'Jewish Justices'

Author to appear March 18 to discuss high court book

By Linda Laderman
Legal News

Noted author and historian Rabbi David Dalin will be in West Bloomfield March 18 at the Jewish Community Center to discuss the history of Jews in the legal profession and his most recent book, “Jewish Justices of the Supreme Court.”

Dalin’s talk is scheduled for 7 p.m., and is co-sponsored by the Jewish Bar Association of Michigan (JBAM.)

Jonathan Schwartz, a partner at Jaffe Raitt Heuer & Weiss, and the president of JBAM, called Dalin, “The leading authority on the diverse lives and legacies of eight Jewish United States Supreme Court justices whose decisions have and continue to impact millions every day.”

Beginning with Louis Brandeis, the first of eight Jewish Supreme Court justices, Dalin’s book traces the influence Judaism has had on the eight Jewish justices’ lives and jurisprudence.  They are, in chronological order: Louis Brandeis, Benjamin Cardozo, Felix Frankfurter, Arthur Goldberg, Abe Fortas, Ruth Bader Ginsburg, Stephen Breyer, and Elena Kagan.

Dalin writes, “Before President Woodrow Wilson appointed Louis D. Brandeis as the first Jewish Supreme Court justice, other U.S. presidents had been laying the groundwork by naming Jews to other positions.”

Appointed to the Supreme Court in 1916, Brandeis, was born in Louisville, the son of Eastern European immigrants, who never denied their Jewish heritage, but did not belong to a synagogue or observe Jewish holidays.

“The fact that Brandeis is the first Jewish justice is somewhat ironic. Although he revered his uncle, who was a very prominent attorney and an Orthodox Jew, his Jewishness did affect his time on the Supreme Court. He really wasn’t learned, Jewishly,” Dalin said in a phone interview.

Notwithstanding Brandeis’ distance from religiosity, he embraced the social justice aspects of Judaism, becoming well known in Jewish circles as a leader in the Zionist movement and in 1917, helped to convince Woodrow Wilson to move the Balfour Declaration forward, Dalin noted.

“Brandeis became a very prominent Zionist leader, and helped persuade Wilson to support the Balfour Declaration. But interestingly, he didn’t observe the Jewish holidays. Instead, he celebrated Christmas, yet during his tenure he was one of the best known Jews in the United States, along with Albert Einstein, George Gershwin and the Detroit baseball player, Hank Greenberg,” Dalin said.

With an abundance of antidotes about the personal and political lives about the Jewish justices, Dalin talked about the irony of Felix Frankfurter’s approach to Judaism. The third Jewish justice, Frankfurter eschewed any religious leanings during his life. Still, before his impending death he requested that an ancient Jewish ritual, the Mourners Kaddish, be recited at his funeral.
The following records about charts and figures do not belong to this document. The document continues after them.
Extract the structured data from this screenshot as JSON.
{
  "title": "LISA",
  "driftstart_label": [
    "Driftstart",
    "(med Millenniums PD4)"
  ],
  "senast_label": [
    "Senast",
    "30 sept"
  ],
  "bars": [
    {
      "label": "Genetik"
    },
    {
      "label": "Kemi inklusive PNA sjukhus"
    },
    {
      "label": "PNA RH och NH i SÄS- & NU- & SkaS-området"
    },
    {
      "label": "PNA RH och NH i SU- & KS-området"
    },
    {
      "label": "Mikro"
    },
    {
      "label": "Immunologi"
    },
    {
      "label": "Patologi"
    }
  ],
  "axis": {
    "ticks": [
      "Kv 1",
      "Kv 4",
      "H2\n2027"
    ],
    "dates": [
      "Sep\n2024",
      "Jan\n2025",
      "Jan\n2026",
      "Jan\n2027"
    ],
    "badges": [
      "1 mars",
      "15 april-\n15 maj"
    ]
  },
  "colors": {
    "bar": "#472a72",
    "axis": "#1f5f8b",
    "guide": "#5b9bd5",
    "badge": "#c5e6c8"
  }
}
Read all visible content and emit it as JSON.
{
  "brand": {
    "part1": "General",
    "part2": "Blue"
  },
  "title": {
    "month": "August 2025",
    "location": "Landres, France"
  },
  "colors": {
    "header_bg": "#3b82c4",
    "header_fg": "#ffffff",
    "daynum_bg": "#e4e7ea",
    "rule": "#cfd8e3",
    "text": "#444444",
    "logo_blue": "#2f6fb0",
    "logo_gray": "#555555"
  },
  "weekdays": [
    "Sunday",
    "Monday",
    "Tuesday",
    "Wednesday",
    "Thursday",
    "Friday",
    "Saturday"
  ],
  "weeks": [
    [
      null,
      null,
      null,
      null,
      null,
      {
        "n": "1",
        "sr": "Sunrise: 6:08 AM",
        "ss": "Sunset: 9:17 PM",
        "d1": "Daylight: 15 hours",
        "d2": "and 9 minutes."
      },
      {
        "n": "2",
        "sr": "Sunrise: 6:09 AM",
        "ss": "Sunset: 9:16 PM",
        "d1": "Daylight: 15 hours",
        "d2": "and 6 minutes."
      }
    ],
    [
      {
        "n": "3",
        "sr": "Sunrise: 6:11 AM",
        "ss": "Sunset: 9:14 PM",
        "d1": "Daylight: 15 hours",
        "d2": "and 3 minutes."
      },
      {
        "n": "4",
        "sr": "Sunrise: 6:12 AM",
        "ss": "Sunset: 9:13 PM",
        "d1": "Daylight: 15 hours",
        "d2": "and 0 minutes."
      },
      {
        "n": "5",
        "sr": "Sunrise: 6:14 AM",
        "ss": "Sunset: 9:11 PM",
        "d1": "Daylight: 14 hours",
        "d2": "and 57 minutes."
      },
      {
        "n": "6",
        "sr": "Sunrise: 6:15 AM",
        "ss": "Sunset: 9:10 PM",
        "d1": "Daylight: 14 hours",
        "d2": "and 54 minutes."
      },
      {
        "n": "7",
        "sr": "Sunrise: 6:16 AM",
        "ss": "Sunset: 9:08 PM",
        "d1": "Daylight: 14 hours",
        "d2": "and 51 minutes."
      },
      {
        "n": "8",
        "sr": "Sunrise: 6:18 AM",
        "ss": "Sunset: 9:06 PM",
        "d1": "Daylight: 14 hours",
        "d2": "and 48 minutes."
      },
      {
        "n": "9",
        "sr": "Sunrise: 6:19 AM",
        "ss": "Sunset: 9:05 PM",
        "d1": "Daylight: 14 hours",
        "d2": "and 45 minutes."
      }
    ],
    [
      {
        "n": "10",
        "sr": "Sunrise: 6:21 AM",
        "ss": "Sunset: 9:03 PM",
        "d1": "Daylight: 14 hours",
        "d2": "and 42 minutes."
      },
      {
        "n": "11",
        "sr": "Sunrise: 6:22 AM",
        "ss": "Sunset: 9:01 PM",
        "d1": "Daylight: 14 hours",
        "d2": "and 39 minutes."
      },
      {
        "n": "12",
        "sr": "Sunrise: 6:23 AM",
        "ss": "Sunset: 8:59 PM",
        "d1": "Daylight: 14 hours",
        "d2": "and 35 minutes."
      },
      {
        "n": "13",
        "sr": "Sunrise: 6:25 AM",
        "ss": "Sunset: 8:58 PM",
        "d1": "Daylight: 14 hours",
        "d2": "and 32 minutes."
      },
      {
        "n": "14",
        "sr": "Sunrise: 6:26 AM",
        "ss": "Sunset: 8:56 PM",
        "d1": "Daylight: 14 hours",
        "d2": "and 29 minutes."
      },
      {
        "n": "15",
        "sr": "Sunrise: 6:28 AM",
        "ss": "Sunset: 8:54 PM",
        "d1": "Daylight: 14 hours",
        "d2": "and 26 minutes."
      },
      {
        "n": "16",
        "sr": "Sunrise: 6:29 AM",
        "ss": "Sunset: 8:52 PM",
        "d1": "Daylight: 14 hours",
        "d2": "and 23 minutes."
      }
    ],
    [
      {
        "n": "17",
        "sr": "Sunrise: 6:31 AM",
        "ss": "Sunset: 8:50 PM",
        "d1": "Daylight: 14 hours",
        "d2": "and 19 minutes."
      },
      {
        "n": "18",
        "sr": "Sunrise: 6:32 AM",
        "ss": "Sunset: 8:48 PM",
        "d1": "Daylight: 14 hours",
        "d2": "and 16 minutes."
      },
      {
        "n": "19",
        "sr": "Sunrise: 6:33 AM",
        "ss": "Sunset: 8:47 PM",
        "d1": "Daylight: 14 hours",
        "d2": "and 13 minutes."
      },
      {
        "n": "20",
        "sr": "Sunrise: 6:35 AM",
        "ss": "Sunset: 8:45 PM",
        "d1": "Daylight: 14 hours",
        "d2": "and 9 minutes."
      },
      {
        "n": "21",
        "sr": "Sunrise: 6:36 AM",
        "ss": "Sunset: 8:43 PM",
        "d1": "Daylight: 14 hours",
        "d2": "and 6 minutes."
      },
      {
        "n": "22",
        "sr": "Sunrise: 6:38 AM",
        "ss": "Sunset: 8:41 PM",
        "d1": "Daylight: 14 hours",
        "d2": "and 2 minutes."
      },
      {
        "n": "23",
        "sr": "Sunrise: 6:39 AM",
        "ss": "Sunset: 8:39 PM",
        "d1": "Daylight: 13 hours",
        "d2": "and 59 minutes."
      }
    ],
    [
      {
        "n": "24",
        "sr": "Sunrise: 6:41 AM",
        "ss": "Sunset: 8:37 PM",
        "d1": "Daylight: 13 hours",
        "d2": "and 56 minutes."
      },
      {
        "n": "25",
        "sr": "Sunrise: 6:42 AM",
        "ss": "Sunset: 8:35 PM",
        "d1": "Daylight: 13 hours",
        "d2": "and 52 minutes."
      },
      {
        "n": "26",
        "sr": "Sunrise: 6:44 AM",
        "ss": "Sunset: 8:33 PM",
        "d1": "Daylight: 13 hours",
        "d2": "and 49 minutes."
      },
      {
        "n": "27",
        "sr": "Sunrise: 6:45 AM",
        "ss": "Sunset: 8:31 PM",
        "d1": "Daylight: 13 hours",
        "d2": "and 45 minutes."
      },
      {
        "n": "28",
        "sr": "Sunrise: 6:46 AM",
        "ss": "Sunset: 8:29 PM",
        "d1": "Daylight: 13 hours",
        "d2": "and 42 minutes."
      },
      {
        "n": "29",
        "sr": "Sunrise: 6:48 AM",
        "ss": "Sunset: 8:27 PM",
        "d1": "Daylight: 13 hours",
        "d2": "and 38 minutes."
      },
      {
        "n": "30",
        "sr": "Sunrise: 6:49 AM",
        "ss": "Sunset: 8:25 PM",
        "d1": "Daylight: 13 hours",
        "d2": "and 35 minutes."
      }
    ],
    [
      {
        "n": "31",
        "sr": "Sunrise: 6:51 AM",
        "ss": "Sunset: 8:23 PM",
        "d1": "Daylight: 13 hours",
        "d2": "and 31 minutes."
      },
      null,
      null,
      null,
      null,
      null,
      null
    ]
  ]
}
“It was one of the great ironies. Frankfurter didn’t want a Rabbi officiating at his funeral but he wanted the Kaddish recited, by one of his law clerks who was an Orthodox Jew,” Dalin said. “Shortly before his death he confessed to a friend, ‘I came into this world as a Jew, and although I did not live my life entirely as a Jew, I think it’s fitting that I should leave this life as a Jew.’”

Among the eight Jewish Supreme Court justices, Dalin said he found Elena Kagan to be among the most well versed in Jewish history.

“Except for (Benjamin) Cardozo, Kagan is probably the most religiously knowledgeable of all the Jewish justices, and she is the only Jewish justice to quote any kind of Jewish historical sources in one of her opinions,” Dalin said.

A non-lawyer, Dalin said writing “Jewish Justices” brought him back to the days when he considered getting a law degree.

“To be honest after writing this book I wished I had gone to law school. At one point, when I started at the Jewish Theological Seminary, I applied to and was accepted at Cardozo Law School,” Dalin said. “My father was a rabbi who had a law degree, but never practiced and my son is an attorney. So in many ways becoming a lawyer was a natural choice if you decided not to become a rabbi.”

Dalin’s talk is free and open to the public.